I think you're saying that the implication does not go the other way. i.e. in my example irreducibility of the $U(\omega)$ representation would not imply irreducibility of the $R(\omega)$ representation. Am I understanding you correctly?

hideelo said:
Am I understanding you correctly?
No.
Is $U( \omega )$ in your example finite-dimensional or (the important) infinite-dimensional unitary representation? The relevant “Hilbert” spaces in QFT’s are infinite-dimensional.
For some reason you considered $SO(n)$ which is a compact group.
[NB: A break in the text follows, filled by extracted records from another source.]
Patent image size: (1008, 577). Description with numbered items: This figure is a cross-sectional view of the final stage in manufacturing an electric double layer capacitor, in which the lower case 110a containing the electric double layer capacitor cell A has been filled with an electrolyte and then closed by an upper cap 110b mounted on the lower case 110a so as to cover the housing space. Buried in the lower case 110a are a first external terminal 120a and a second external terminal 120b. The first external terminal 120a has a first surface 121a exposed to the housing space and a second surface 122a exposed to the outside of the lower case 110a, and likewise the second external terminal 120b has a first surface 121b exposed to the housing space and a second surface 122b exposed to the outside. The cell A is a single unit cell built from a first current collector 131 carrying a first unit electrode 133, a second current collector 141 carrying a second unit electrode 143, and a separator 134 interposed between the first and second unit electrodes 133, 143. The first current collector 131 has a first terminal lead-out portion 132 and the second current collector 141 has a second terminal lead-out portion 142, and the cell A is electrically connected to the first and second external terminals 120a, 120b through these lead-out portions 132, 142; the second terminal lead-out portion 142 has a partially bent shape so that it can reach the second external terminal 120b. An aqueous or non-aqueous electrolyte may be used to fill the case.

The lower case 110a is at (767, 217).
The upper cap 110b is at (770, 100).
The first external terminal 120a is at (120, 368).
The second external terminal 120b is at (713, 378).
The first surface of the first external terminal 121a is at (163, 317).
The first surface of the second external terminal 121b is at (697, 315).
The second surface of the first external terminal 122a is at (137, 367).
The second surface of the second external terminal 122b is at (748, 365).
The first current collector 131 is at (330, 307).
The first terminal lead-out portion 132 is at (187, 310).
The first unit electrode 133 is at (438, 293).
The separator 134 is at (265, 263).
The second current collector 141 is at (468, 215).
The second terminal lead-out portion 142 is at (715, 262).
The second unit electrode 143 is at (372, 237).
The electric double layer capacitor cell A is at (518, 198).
A compact group has, among others, also finite-dimensional, irreducible, unitary representations; however, it does not have infinite-dimensional, irreducible unitary representation.
In the transformation law (of a relativistic field theory) $$U^{\dagger}(g) \varphi_{a} U(g) = D_{a}{}^{b}(g) \varphi_{b} , \ \ a = 1,2, \cdots , n$$
$D : G \to GL (V^{n})$ is a finite-dimensional irreducible representation of the “symmetry” group $G$ (since we always take our fields to be irreducible) and $U : G \to U( \mathcal{H})$ is the corresponding (mostly infinite-dimensional) unitary representation of $G$ in the Hilbert space $\mathcal{H}$.
So, the irreducibility of $D$ does not imply that $U$ is also irreducible(in QFT, the relevant $U$'s are not irreducible). Also, the field space $V^{n}$ is a finite-dimensional vector space, this does not mean that the Hilbert space $\mathcal{H}$ is also finite-dimensional.